Uma das peças mais virais, por exemplo, diz que uma funcionária da “Procuradoria Popular da Província de Buenos Aires” teria sido gravada enquanto descartava cédulas de Milei. As publicações supostamente mostram Gabriela Barrios Anache, advogada da Defensoria do Povo da Província de Buenos Aires, que deletou seus perfis nas redes sociais após a denúncia. As imagens que aparecem nas publicações mostram apenas uma mulher — que Aos Fatos não conseguiu confirmar ser Anache — segurando cédulas de Milei, não envelopes de votação.
Aos Fatos entrou em contato com a Defensoria e com a Direção Nacional Eleitoral para que pudessem comentar o caso de Anache, mas não recebeu retorno até a publicação desta reportagem.
Por fim, o argumento de que a diferença entre os resultados do primeiro turno e das primárias seria um sinal de fraude também não se sustenta. Essa, aliás, não é a primeira vez que há diferença de votações: em 2015, o então candidato peronista, Daniel Scioli, conseguiu 37,7% dos votos nas primárias, enquanto Maurício Macri obteve 30,8%. No pleito oficial, no entanto, Scioli teve 36,6% dos votos contra 34,5% de Macri, que acabou vencendo no segundo turno.

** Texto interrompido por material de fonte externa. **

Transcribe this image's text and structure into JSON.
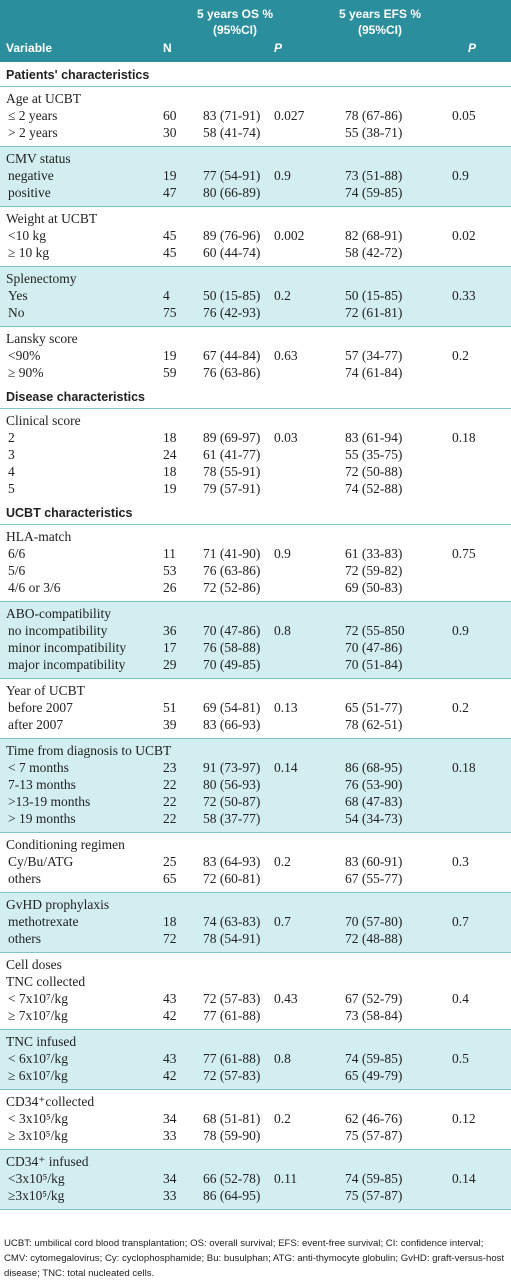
{
  "header": {
    "variable": "Variable",
    "n": "N",
    "os": [
      "5 years OS  %",
      "(95%CI)"
    ],
    "os_p": "P",
    "efs": [
      "5 years EFS  %",
      "(95%CI)"
    ],
    "efs_p": "P"
  },
  "sections": [
    {
      "title": "Patients' characteristics",
      "groups": [
        {
          "title": "Age at UCBT",
          "shaded": false,
          "p_os": 0.027,
          "p_efs": 0.05,
          "rows": [
            {
              "label": "≤ 2 years",
              "n": 60,
              "os": "83 (71-91)",
              "efs": "78 (67-86)"
            },
            {
              "label": "> 2 years",
              "n": 30,
              "os": "58 (41-74)",
              "efs": "55 (38-71)"
            }
          ]
        },
        {
          "title": "CMV status",
          "shaded": true,
          "p_os": 0.9,
          "p_efs": 0.9,
          "rows": [
            {
              "label": "negative",
              "n": 19,
              "os": "77 (54-91)",
              "efs": "73 (51-88)"
            },
            {
              "label": "positive",
              "n": 47,
              "os": "80 (66-89)",
              "efs": "74 (59-85)"
            }
          ]
        },
        {
          "title": "Weight at UCBT",
          "shaded": false,
          "p_os": 0.002,
          "p_efs": 0.02,
          "rows": [
            {
              "label": "<10 kg",
              "n": 45,
              "os": "89 (76-96)",
              "efs": "82 (68-91)"
            },
            {
              "label": "≥ 10 kg",
              "n": 45,
              "os": "60 (44-74)",
              "efs": "58 (42-72)"
            }
          ]
        },
        {
          "title": "Splenectomy",
          "shaded": true,
          "p_os": 0.2,
          "p_efs": 0.33,
          "rows": [
            {
              "label": "Yes",
              "n": 4,
              "os": "50 (15-85)",
              "efs": "50 (15-85)"
            },
            {
              "label": "No",
              "n": 75,
              "os": "76 (42-93)",
              "efs": "72 (61-81)"
            }
          ]
        },
        {
          "title": "Lansky score",
          "shaded": false,
          "p_os": 0.63,
          "p_efs": 0.2,
          "rows": [
            {
              "label": "<90%",
              "n": 19,
              "os": "67 (44-84)",
              "efs": "57 (34-77)"
            },
            {
              "label": "≥ 90%",
              "n": 59,
              "os": "76 (63-86)",
              "efs": "74 (61-84)"
            }
          ]
        }
      ]
    },
    {
      "title": "Disease characteristics",
      "groups": [
        {
          "title": "Clinical score",
          "shaded": false,
          "p_os": 0.03,
          "p_efs": 0.18,
          "rows": [
            {
              "label": "2",
              "n": 18,
              "os": "89 (69-97)",
              "efs": "83 (61-94)"
            },
            {
              "label": "3",
              "n": 24,
              "os": "61 (41-77)",
              "efs": "55 (35-75)"
            },
            {
              "label": "4",
              "n": 18,
              "os": "78 (55-91)",
              "efs": "72 (50-88)"
            },
            {
              "label": "5",
              "n": 19,
              "os": "79 (57-91)",
              "efs": "74 (52-88)"
            }
          ]
        }
      ]
    },
    {
      "title": "UCBT characteristics",
      "groups": [
        {
          "title": "HLA-match",
          "shaded": false,
          "p_os": 0.9,
          "p_efs": 0.75,
          "rows": [
            {
              "label": "6/6",
              "n": 11,
              "os": "71 (41-90)",
              "efs": "61 (33-83)"
            },
            {
              "label": "5/6",
              "n": 53,
              "os": "76 (63-86)",
              "efs": "72 (59-82)"
            },
            {
              "label": "4/6 or 3/6",
              "n": 26,
              "os": "72 (52-86)",
              "efs": "69 (50-83)"
            }
          ]
        },
        {
          "title": "ABO-compatibility",
          "shaded": true,
          "p_os": 0.8,
          "p_efs": 0.9,
          "rows": [
            {
              "label": "no incompatibility",
              "n": 36,
              "os": "70 (47-86)",
              "efs": "72 (55-850"
            },
            {
              "label": "minor  incompatibility",
              "n": 17,
              "os": "76 (58-88)",
              "efs": "70 (47-86)"
            },
            {
              "label": "major  incompatibility",
              "n": 29,
              "os": "70 (49-85)",
              "efs": "70 (51-84)"
            }
          ]
        },
        {
          "title": "Year of UCBT",
          "shaded": false,
          "p_os": 0.13,
          "p_efs": 0.2,
          "rows": [
            {
              "label": "before 2007",
              "n": 51,
              "os": "69 (54-81)",
              "efs": "65 (51-77)"
            },
            {
              "label": "after 2007",
              "n": 39,
              "os": "83 (66-93)",
              "efs": "78 (62-51)"
            }
          ]
        },
        {
          "title": "Time from diagnosis to UCBT",
          "shaded": true,
          "p_os": 0.14,
          "p_efs": 0.18,
          "rows": [
            {
              "label": "< 7 months",
              "n": 23,
              "os": "91 (73-97)",
              "efs": "86 (68-95)"
            },
            {
              "label": "7-13 months",
              "n": 22,
              "os": "80 (56-93)",
              "efs": "76 (53-90)"
            },
            {
              "label": ">13-19 months",
              "n": 22,
              "os": "72 (50-87)",
              "efs": "68 (47-83)"
            },
            {
              "label": "> 19 months",
              "n": 22,
              "os": "58 (37-77)",
              "efs": "54 (34-73)"
            }
          ]
        },
        {
          "title": "Conditioning regimen",
          "shaded": false,
          "p_os": 0.2,
          "p_efs": 0.3,
          "rows": [
            {
              "label": "Cy/Bu/ATG",
              "n": 25,
              "os": "83 (64-93)",
              "efs": "83 (60-91)"
            },
            {
              "label": "others",
              "n": 65,
              "os": "72 (60-81)",
              "efs": "67 (55-77)"
            }
          ]
        },
        {
          "title": "GvHD prophylaxis",
          "shaded": true,
          "p_os": 0.7,
          "p_efs": 0.7,
          "rows": [
            {
              "label": "methotrexate",
              "n": 18,
              "os": "74 (63-83)",
              "efs": "70 (57-80)"
            },
            {
              "label": "others",
              "n": 72,
              "os": "78 (54-91)",
              "efs": "72 (48-88)"
            }
          ]
        },
        {
          "title": "Cell doses",
          "subtitle": "TNC collected",
          "shaded": false,
          "p_os": 0.43,
          "p_efs": 0.4,
          "rows": [
            {
              "label": "< 7x10⁷/kg",
              "n": 43,
              "os": "72 (57-83)",
              "efs": "67 (52-79)"
            },
            {
              "label": "≥ 7x10⁷/kg",
              "n": 42,
              "os": "77 (61-88)",
              "efs": "73 (58-84)"
            }
          ]
        },
        {
          "title": "TNC infused",
          "shaded": true,
          "p_os": 0.8,
          "p_efs": 0.5,
          "rows": [
            {
              "label": "< 6x10⁷/kg",
              "n": 43,
              "os": "77 (61-88)",
              "efs": "74 (59-85)"
            },
            {
              "label": "≥ 6x10⁷/kg",
              "n": 42,
              "os": "72 (57-83)",
              "efs": "65 (49-79)"
            }
          ]
        },
        {
          "title": "CD34⁺collected",
          "shaded": false,
          "p_os": 0.2,
          "p_efs": 0.12,
          "rows": [
            {
              "label": "< 3x10⁵/kg",
              "n": 34,
              "os": "68 (51-81)",
              "efs": "62 (46-76)"
            },
            {
              "label": "≥ 3x10⁵/kg",
              "n": 33,
              "os": "78 (59-90)",
              "efs": "75 (57-87)"
            }
          ]
        },
        {
          "title": "CD34⁺ infused",
          "shaded": true,
          "p_os": 0.11,
          "p_efs": 0.14,
          "rows": [
            {
              "label": "<3x10⁵/kg",
              "n": 34,
              "os": "66 (52-78)",
              "efs": "74 (59-85)"
            },
            {
              "label": "≥3x10⁵/kg",
              "n": 33,
              "os": "86 (64-95)",
              "efs": "75 (57-87)"
            }
          ]
        }
      ]
    }
  ],
  "footnote": "UCBT: umbilical cord blood transplantation; OS: overall survival; EFS: event-free survival; CI: confidence interval; CMV: cytomegalovirus; Cy: cyclophosphamide; Bu: busulphan; ATG: anti-thymocyte globulin; GvHD: graft-versus-host disease; TNC: total nucleated cells."
}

Massa e Milei disputarão o segundo turno em 19 de novembro. Vale ressaltar que o próprio Milei tentou disseminar boatos sobre supostos planos de fraude eleitoral em mais de uma ocasião. Em entrevista na véspera do primeiro turno, o candidato de extrema-direita sugeriu que haveria uma conspiração contra ele. Meses antes, ele também afirmou que “sem fraude, vou acabar com 35 pontos percentuais [nas eleições]”. Sua coalizão disponibilizou um formulário online para receber denúncias anônimas de fraude.
A estratégia do político remonta à atuação de outros candidatos da direita, como Donald Trump, nos EUA, e Jair Bolsonaro, no Brasil. Durante suas respectivas disputas eleitorais, os dois ex-presidentes fizeram uma série de alegações sem provas para desacreditar o sistema eleitoral.
PARALELISMO
A desinformação sobre as eleições argentinas repete uma linha argumentativa que também viralizou nas redes brasileiras para justificar a derrota de candidatos de direita.
Em 2020, quando Trump foi derrotado por Joe Biden, viralizaram no Brasil diversas publicações que sugeriam que os votos do então candidato à reeleição teriam sido enterrados ou queimados por opositores políticos. Também foram compartilhadas falsas provas de fraude durante o processo de apuração.
No Brasil, alegações semelhantes apareceram tanto em 2022 para negar a derrota de Bolsonaro no pleito presidencial quanto em 2018 para inflar sua vitória. O próprio ex-presidente, em diversas ocasiões, foi o responsável por desacreditar o processo de votação e dizer, por exemplo, que urnas eletrônicas estariam programadas para “roubar” seus votos e entregá-los para o candidato do PT.
Não há, até o momento, nenhuma prova de que houve fraude em qualquer uma dessas eleições.